Diesen Gedankengängen schließt sich der erkennende Senat im Rahmen des hier maßgebenden § 116 Abs 1 GG an. Sie lassen sich auf den Fall der Klägerin ohne weiteres übertragen, die, wie das LSG festgestellt hat, die von Geburt an bestehende österreichische Staatsangehörigkeit durch den Anschluß Österreichs an das Deutsche Reich im März 1938 verloren (s Verordnung über die deutsche Staatsangehörigkeit im Lande Österreich vom 3. Juli 1938, RGBl I, 790) und ab Wiederherstellung der Republik Österreich zum 27. April 1945 wiedererlangt hat (s § 1 des österreichischen Staatsbürgerschafts-Überleitungsgesetzes vom 10. Juli 1945). Nach ihrer Aussiedelung nach Österreich im April 1946 ist die Klägerin bis 1952 ständig und seit dieser Zeit zeitweilig dort wohnhaft und beschäftigt gewesen und hat nach der Verheiratung mit einem deutschen Staatsangehörigen gleichwohl die österreichische Staatsbürgerschaft beibehalten, sichere Zeichen, daß sie den Willen bekundet hat, nicht als Deutsche, sondern als Österreicherin behandelt zu werden (BVerwG aaO mwN).

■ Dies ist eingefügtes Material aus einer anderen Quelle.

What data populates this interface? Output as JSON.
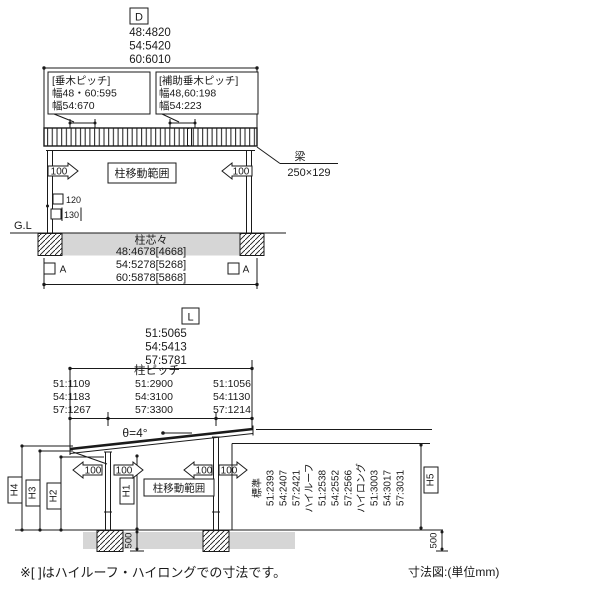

Hinreichende Anhaltspunkte dafür, daß die Klägerin vor März 1938 die tschechoslowakische oder die deutsche Staatsangehörigkeit erworben und deshalb im Zeitpunkt ihrer Aussiedelung und später, möglicherweise neben der österreichischen, die deutsche Staatsangehörigkeit besessen hätte, ergeben sich weder aus den Feststellungen des LSG noch aus dem Gesamtinhalt der Akten. Gegen die tschechoslowakische Staatsbürgerschaft spricht zum einen die Tatsache der Ableistung von Reichsarbeits- und Kriegshilfsdienst, zum anderen die Tatsache der Aussiedelung überhaupt; gegen die deutsche Staatsbürgerschaft die Aussiedelung nach Österreich. Das LSG ist deshalb ausschließlich davon ausgegangen, daß die Klägerin nur von März 1938 bis April 1945 Deutsche und im übrigen Österreicherin gewesen ist. Hiergegen sind Verfahrensrügen nicht erhoben worden. In der Revision "bezweifelt" die Klägerin zwar, im März 1938 noch die österreichische Staatsangehörigkeit besessen zu haben oder gar überhaupt als österreichische Staatsangehörige geboren worden zu sein; sie beschränkt sich aber auf ein tatsächliches Vorbringen zu den Feststellungen des LSG, das im Revisionsverfahren unbeachtet bleiben muß (§ 163 des Sozialgerichtsgesetzes -SGG-). Hiernach hat der Senat davon auszugehen, daß die Klägerin nicht Deutsche iS des Art 116 GG ist und darum auch von § 1 Buchst b FRG nicht erfaßt sein kann. Damit scheidet die Herstellung einer Versicherungsunterlage für die strittige Zeit auf der Grundlage von § 15 FRG aus; § 16 findet auf die in § 1 Buchst b genannten Personen ohnedies keine Anwendung (§ 17 Abs 2 Satz 2 FRG).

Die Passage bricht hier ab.